My daily demi-baguette

In Australia, one of my secrets to avoiding weight gain is no bread. When I’m in Paris, I don’t even try to stay away from baguettes. 

They are so much a part of life here. There’s always a boulangerie around the corner, and you constantly see baguettes poking out of people’s bags as they walk around the streets.

Every day I buy a half (or demi-) baguette in the late afternoon or early evening. I cut it in half and have one piece fresh with my evening meal around 8:30 and the other for breakfast, occasionally with Vegemite.

I’m careful to get it by 8:00 pm when the boulangeries close. If I miss that deadline, I will need to go to a supermarket, where the baguettes are a pale imitation of the real thing. 

The ‘real thing’ is always baked on the premises, and is often still warm when you buy it. In other countries, the word ‘artisanal’ can be slightly pretentious. But here it’s signposted outside a boulangerie as a statement of the fact that they bake on site.  

I’m lucky to live in an area where there are dozens of boulangeries. In one direction - Rue Saint Honoré - there is one about every 200 metres. I have tried most of them, and discovered that some are better than others. 

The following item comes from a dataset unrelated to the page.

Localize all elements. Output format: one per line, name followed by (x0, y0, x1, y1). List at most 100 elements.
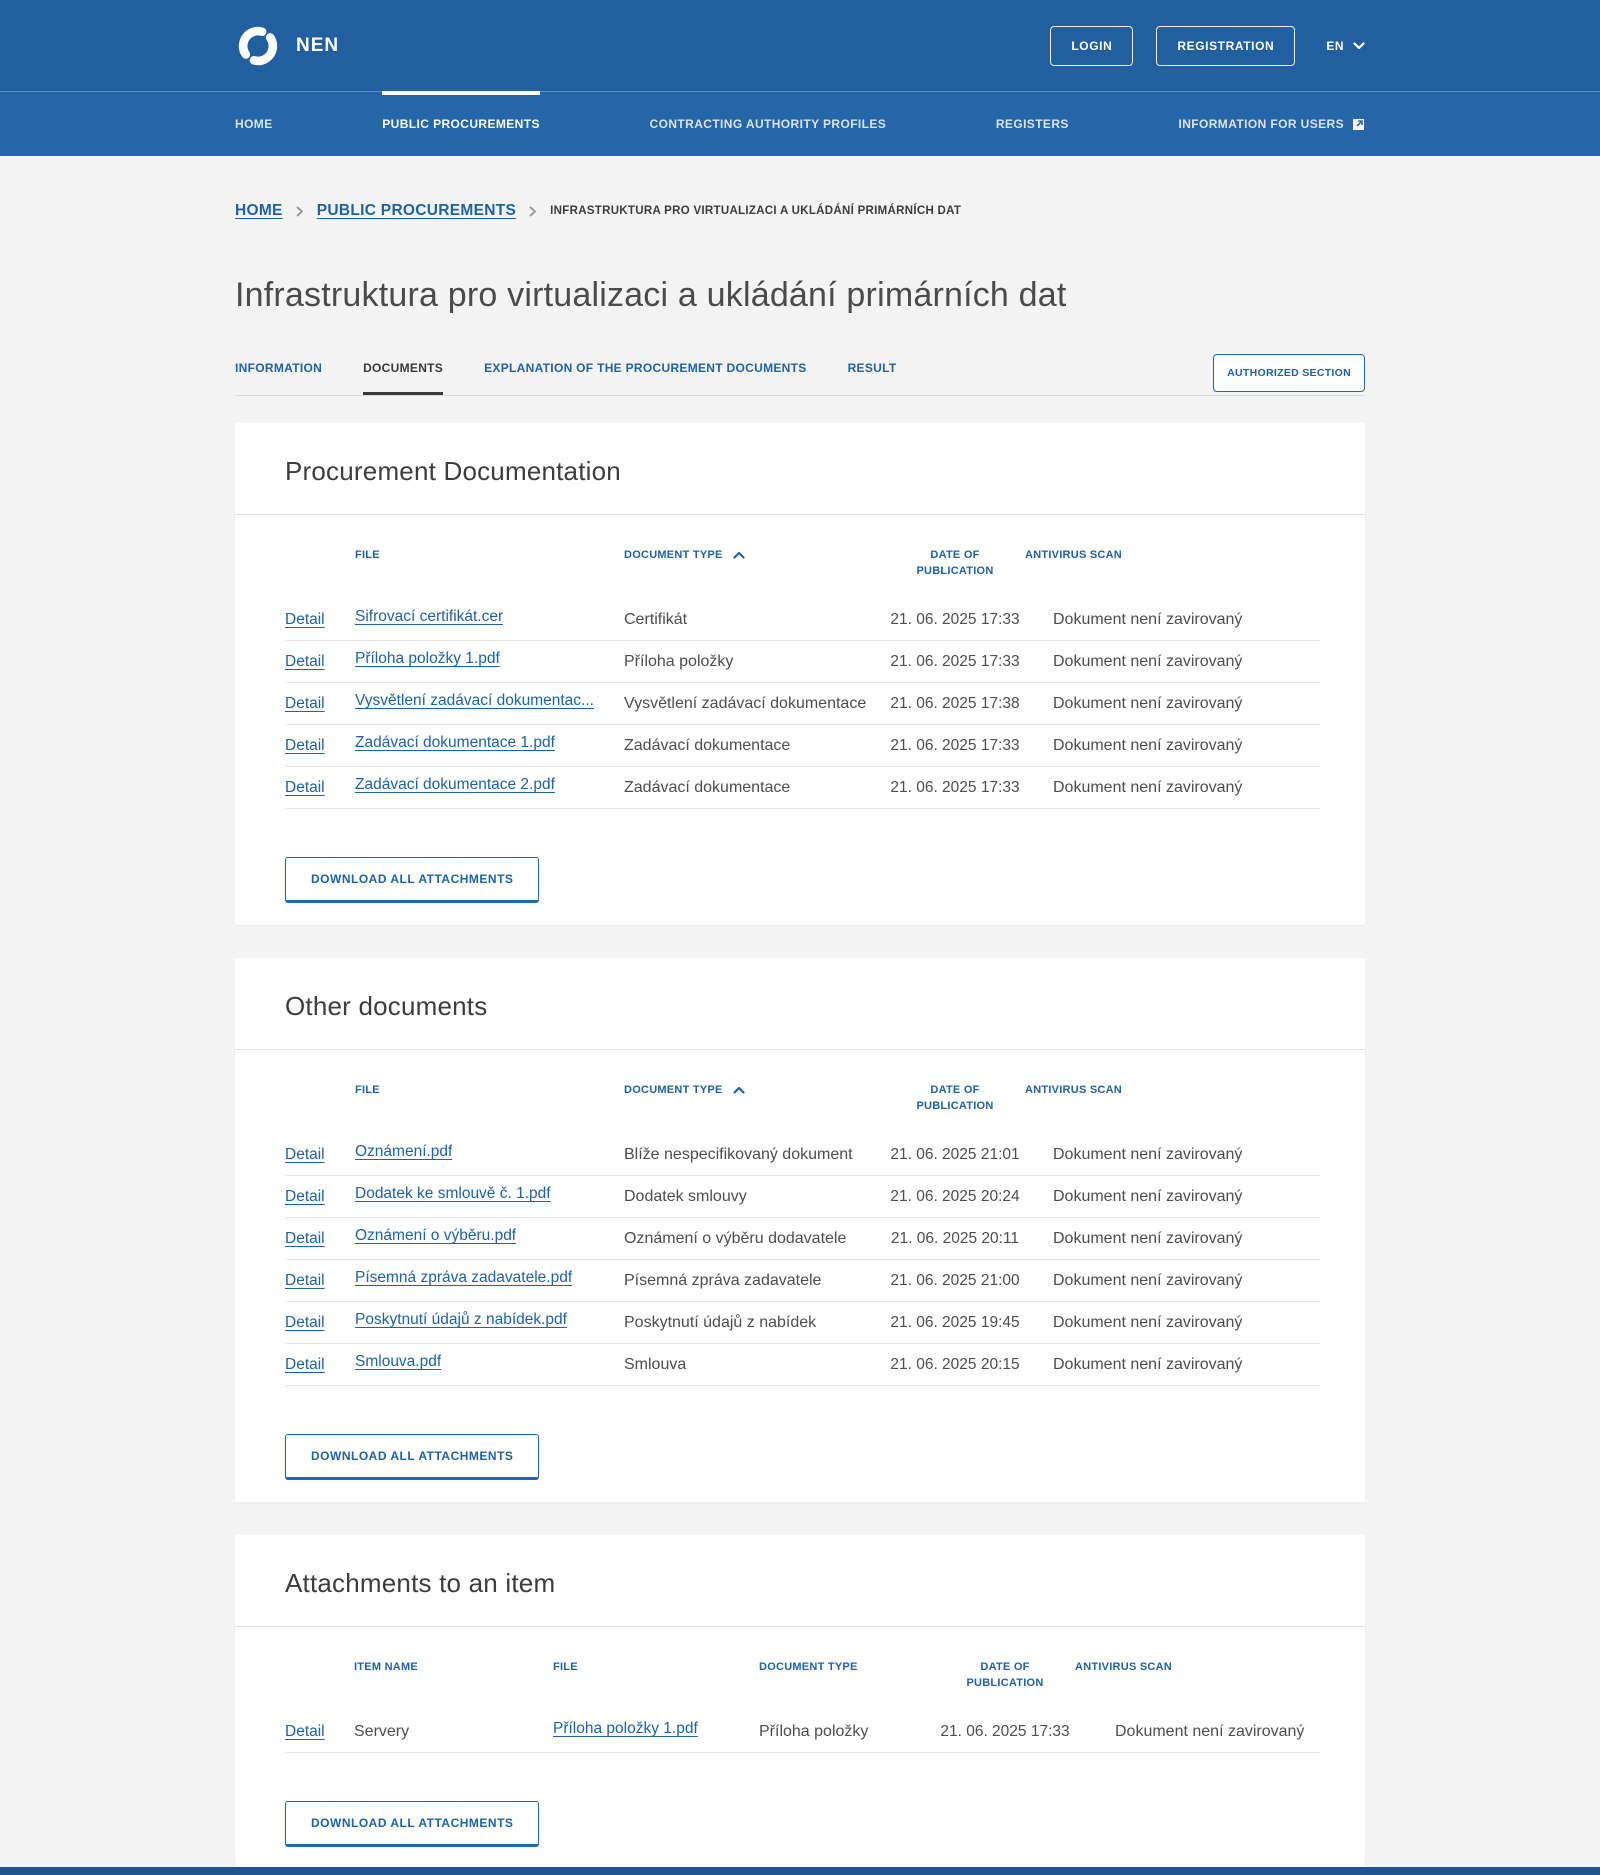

There is one that is part of a chain that makes a big deal of its Meilleure Baguette de Paris 2016 award. I prefer the next one along the street, which you need to Google to discover that it has won awards every few years since 1996.

For reasons of economy, I previously bought the basic baguette for around 50 euro cents. But one day they had only the baguette traditionnelle, which costs 10 cents more. It is not as white, has holes, and looks to be less processed are more wholesome than the cheaper one. It is certainly more satisfying, and now I always ask for the traditionnelle.

Part of my current ritual is to cut it in half with a proper bread knife, and then to break it as I consume it. I did not get a proper bread knife until last week, as I’d been trying to make do with a single chopping knife in my tiny kitchen space. But there is always room for the important things.